Но быстро пробежала череда приятного и радостного мимо Кати, и опять виделся ей одинокий за околицей тополь, и рядом с ним — Иван. Ссутулившийся, в телогрейке, сидорок — в руках. Какой-то внезапно осиротелый. Точно разом и навсегда отрубленный от родных. От отца, от жены, от сына… Толпились низко злые непролившиеся облака, отрешенно шуршал сохлой осенью тополь, а мимо вниз по угору, к зябнущему Иртышу, к переправе, уже подвигался обоз новобранцев. Молчащий, вслушивающийся в себя, как пухом облепленный бабами, ребятишками и стариками. И слышался только вязкий позвяк копыт и колес о камни и сырые скрипы телег…

Улыбка Кати стала остывать…

4

Митька достал из своего баульчика тетрадку и остро отточенный карандаш.
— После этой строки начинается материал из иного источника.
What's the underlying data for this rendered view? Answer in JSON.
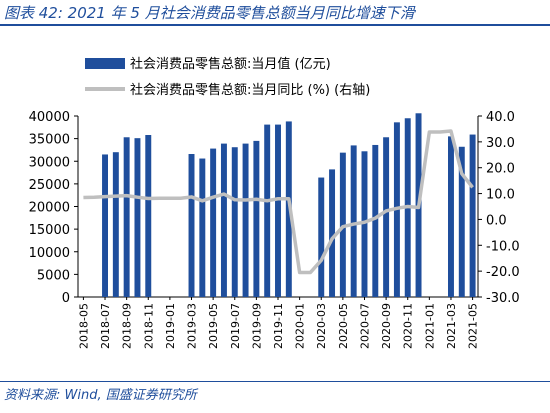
{
  "figure": {
    "title": "图表 42:  2021 年 5 月社会消费品零售总额当月同比增速下滑",
    "source": "资料来源: Wind, 国盛证券研究所"
  },
  "colors": {
    "bar": "#1f4e9c",
    "line": "#bfbfbf",
    "accent": "#1f4e9c"
  },
  "chart_data": {
    "type": "bar",
    "categories": [
      "2018-05",
      "2018-06",
      "2018-07",
      "2018-08",
      "2018-09",
      "2018-10",
      "2018-11",
      "2018-12",
      "2019-01",
      "2019-02",
      "2019-03",
      "2019-04",
      "2019-05",
      "2019-06",
      "2019-07",
      "2019-08",
      "2019-09",
      "2019-10",
      "2019-11",
      "2019-12",
      "2020-01",
      "2020-02",
      "2020-03",
      "2020-04",
      "2020-05",
      "2020-06",
      "2020-07",
      "2020-08",
      "2020-09",
      "2020-10",
      "2020-11",
      "2020-12",
      "2021-01",
      "2021-02",
      "2021-03",
      "2021-04",
      "2021-05"
    ],
    "x_tick_labels": [
      "2018-05",
      "2018-07",
      "2018-09",
      "2018-11",
      "2019-01",
      "2019-03",
      "2019-05",
      "2019-07",
      "2019-09",
      "2019-11",
      "2020-01",
      "2020-03",
      "2020-05",
      "2020-07",
      "2020-09",
      "2020-11",
      "2021-01",
      "2021-03",
      "2021-05"
    ],
    "series": [
      {
        "name": "社会消费品零售总额:当月值 (亿元)",
        "axis": "left",
        "render": "bar",
        "values": [
          null,
          null,
          31500,
          32000,
          35300,
          35100,
          35800,
          null,
          null,
          null,
          31600,
          30600,
          32800,
          33900,
          33100,
          33900,
          34500,
          38100,
          38100,
          38800,
          null,
          null,
          26400,
          28200,
          31900,
          33500,
          32200,
          33600,
          35300,
          38600,
          39500,
          40600,
          null,
          null,
          35500,
          33200,
          35900
        ]
      },
      {
        "name": "社会消费品零售总额:当月同比 (%) (右轴)",
        "axis": "right",
        "render": "line",
        "values": [
          8.5,
          8.6,
          8.8,
          9.0,
          9.2,
          8.6,
          8.1,
          8.2,
          8.2,
          8.2,
          8.7,
          7.2,
          8.6,
          9.8,
          7.6,
          7.5,
          7.8,
          7.2,
          8.0,
          8.0,
          -20.5,
          -20.5,
          -15.8,
          -7.5,
          -2.8,
          -1.8,
          -1.1,
          0.5,
          3.3,
          4.3,
          5.0,
          4.6,
          33.8,
          33.8,
          34.2,
          17.7,
          12.4
        ]
      }
    ],
    "y_left": {
      "ylim": [
        0,
        40000
      ],
      "ticks": [
        0,
        5000,
        10000,
        15000,
        20000,
        25000,
        30000,
        35000,
        40000
      ]
    },
    "y_right": {
      "ylim": [
        -30,
        40
      ],
      "ticks": [
        -30.0,
        -20.0,
        -10.0,
        0.0,
        10.0,
        20.0,
        30.0,
        40.0
      ]
    },
    "legend": {
      "placement": "top"
    },
    "grid": false
  }
}
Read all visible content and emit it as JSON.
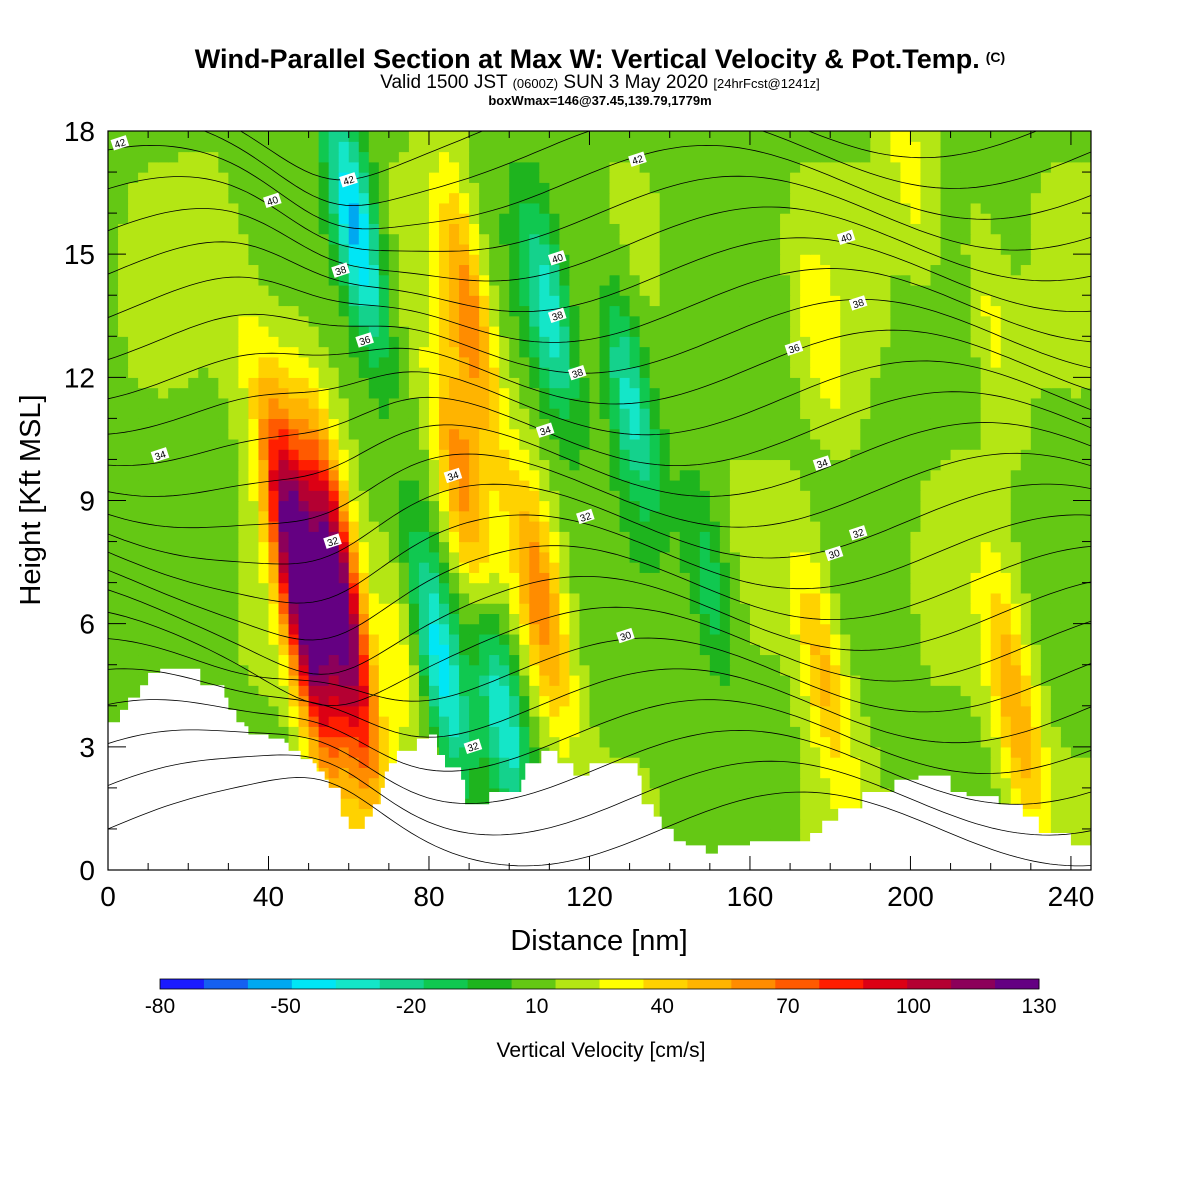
{
  "header": {
    "title": "Wind-Parallel Section at Max W: Vertical Velocity & Pot.Temp.",
    "title_mark": "(C)",
    "valid_prefix": "Valid 1500 JST",
    "valid_utc": "(0600Z)",
    "valid_date": "SUN 3 May 2020",
    "forecast": "[24hrFcst@1241z]",
    "box_info": "boxWmax=146@37.45,139.79,1779m"
  },
  "colors": {
    "scale": [
      "#1a1aff",
      "#1560f0",
      "#00a8f0",
      "#00e6f5",
      "#14e6c8",
      "#14d28c",
      "#10c850",
      "#1eb41e",
      "#64c814",
      "#b4e614",
      "#ffff00",
      "#ffd200",
      "#ffb400",
      "#ff8c00",
      "#ff5a00",
      "#ff1e00",
      "#dc0014",
      "#b40032",
      "#8c005a",
      "#640082"
    ],
    "terrain": "#ffffff",
    "contour": "#000000"
  },
  "chart_data": {
    "type": "heatmap",
    "xlabel": "Distance [nm]",
    "ylabel": "Height [Kft MSL]",
    "xlim": [
      0,
      245
    ],
    "ylim": [
      0,
      18
    ],
    "x_ticks": [
      0,
      40,
      80,
      120,
      160,
      200,
      240
    ],
    "y_ticks": [
      0,
      3,
      6,
      9,
      12,
      15,
      18
    ],
    "colorbar": {
      "label": "Vertical Velocity [cm/s]",
      "range": [
        -80,
        130
      ],
      "step": 10,
      "tick_labels": [
        "-80",
        "-50",
        "-20",
        "10",
        "40",
        "70",
        "100",
        "130"
      ]
    },
    "vertical_velocity_features": [
      {
        "x": 48,
        "z": 7.0,
        "peak": 130
      },
      {
        "x": 58,
        "z": 6.5,
        "peak": 120
      },
      {
        "x": 73,
        "z": 5.5,
        "peak": 30
      },
      {
        "x": 88,
        "z": 9.5,
        "peak": 55
      },
      {
        "x": 90,
        "z": 13.5,
        "peak": 60
      },
      {
        "x": 108,
        "z": 6.5,
        "peak": 55
      },
      {
        "x": 83,
        "z": 5.0,
        "peak": -45
      },
      {
        "x": 98,
        "z": 4.0,
        "peak": -40
      },
      {
        "x": 62,
        "z": 15.5,
        "peak": -55
      },
      {
        "x": 110,
        "z": 13.5,
        "peak": -35
      },
      {
        "x": 130,
        "z": 11.5,
        "peak": -35
      },
      {
        "x": 178,
        "z": 5.0,
        "peak": 45
      },
      {
        "x": 226,
        "z": 4.0,
        "peak": 50
      },
      {
        "x": 178,
        "z": 13.0,
        "peak": 25
      },
      {
        "x": 220,
        "z": 13.5,
        "peak": 25
      },
      {
        "x": 200,
        "z": 17.0,
        "peak": 25
      },
      {
        "x": 30,
        "z": 14.0,
        "peak": 18
      },
      {
        "x": 150,
        "z": 7.0,
        "peak": -20
      }
    ],
    "potential_temperature_labels": [
      {
        "text": "42",
        "x": 3,
        "z": 17.7
      },
      {
        "text": "42",
        "x": 60,
        "z": 16.8
      },
      {
        "text": "42",
        "x": 132,
        "z": 17.3
      },
      {
        "text": "40",
        "x": 41,
        "z": 16.3
      },
      {
        "text": "40",
        "x": 112,
        "z": 14.9
      },
      {
        "text": "40",
        "x": 184,
        "z": 15.4
      },
      {
        "text": "38",
        "x": 58,
        "z": 14.6
      },
      {
        "text": "38",
        "x": 112,
        "z": 13.5
      },
      {
        "text": "38",
        "x": 117,
        "z": 12.1
      },
      {
        "text": "38",
        "x": 187,
        "z": 13.8
      },
      {
        "text": "36",
        "x": 64,
        "z": 12.9
      },
      {
        "text": "36",
        "x": 171,
        "z": 12.7
      },
      {
        "text": "34",
        "x": 13,
        "z": 10.1
      },
      {
        "text": "34",
        "x": 86,
        "z": 9.6
      },
      {
        "text": "34",
        "x": 109,
        "z": 10.7
      },
      {
        "text": "34",
        "x": 178,
        "z": 9.9
      },
      {
        "text": "32",
        "x": 56,
        "z": 8.0
      },
      {
        "text": "32",
        "x": 119,
        "z": 8.6
      },
      {
        "text": "32",
        "x": 187,
        "z": 8.2
      },
      {
        "text": "30",
        "x": 181,
        "z": 7.7
      },
      {
        "text": "30",
        "x": 129,
        "z": 5.7
      },
      {
        "text": "32",
        "x": 91,
        "z": 3.0
      }
    ],
    "terrain_profile": {
      "x": [
        0,
        3,
        5,
        8,
        10,
        13,
        16,
        20,
        23,
        29,
        30,
        32,
        34,
        35,
        40,
        44,
        45,
        48,
        51,
        52,
        54,
        55,
        58,
        60,
        61,
        64,
        66,
        68,
        69,
        70,
        72,
        77,
        80,
        82,
        84,
        88,
        89,
        93,
        95,
        103,
        104,
        108,
        112,
        116,
        120,
        124,
        126,
        132,
        133,
        136,
        138,
        141,
        144,
        149,
        152,
        160,
        164,
        175,
        178,
        182,
        188,
        196,
        202,
        205,
        210,
        214,
        222,
        228,
        232,
        240,
        245
      ],
      "z": [
        3.6,
        3.9,
        4.2,
        4.5,
        4.8,
        4.9,
        4.9,
        4.9,
        4.5,
        4.2,
        3.9,
        3.6,
        3.5,
        3.3,
        3.2,
        3.1,
        2.9,
        2.7,
        2.6,
        2.4,
        2.2,
        2.0,
        1.3,
        1.0,
        1.0,
        1.3,
        1.6,
        2.0,
        2.4,
        2.6,
        2.9,
        3.2,
        3.3,
        2.8,
        2.5,
        2.2,
        1.6,
        1.6,
        1.9,
        2.2,
        2.6,
        2.9,
        2.6,
        2.3,
        2.6,
        2.6,
        2.6,
        2.3,
        1.6,
        1.3,
        1.0,
        0.7,
        0.6,
        0.4,
        0.6,
        0.7,
        0.7,
        0.9,
        1.2,
        1.5,
        1.9,
        2.2,
        2.3,
        2.3,
        1.9,
        1.8,
        1.6,
        1.3,
        0.9,
        0.6,
        0.4
      ]
    }
  }
}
С обложки тетрадки сморщенным, мудрым яблоком улыбался народный поэт Абай в тюбетейке. Пониже него было написано: «Дорожные наблюдения и впечатления Дмитрия Колоскова».

Раскрыв тетрадь, Митька посмотрел в окно, на убегающие лесистые взгорки, на пятящиеся в небо высокие скалы. Укрепил поудобнее руку на баульчике и написал: «Природа горного Алтая довольно-таки разнообразна и интересна».

Панкрат Никитич проследил за Митькиным взглядом в окно, затем за петляющим карандашом, любознательно спросил:

— Митя, и чего это ты отметил в тетрадку?

— Я записываю дорожные впечатления, дедушка. Мне так посоветовал Боря. Мой друг, — объяснил Митька и озабоченно добавил: — Боюсь только, не хватит тетрадки — дорога предстоит еще довольно-таки длинная.

— Ишь ты! — хлопнул себя по коленям старик и поделился со всеми восхищенным взглядом.

Катя погладила Митькину голову, сказала:

— Он у нас круглый отличник! — но увидев смущение Митьки, смягчая его, поспешно добавила: — Как и его друг Боря.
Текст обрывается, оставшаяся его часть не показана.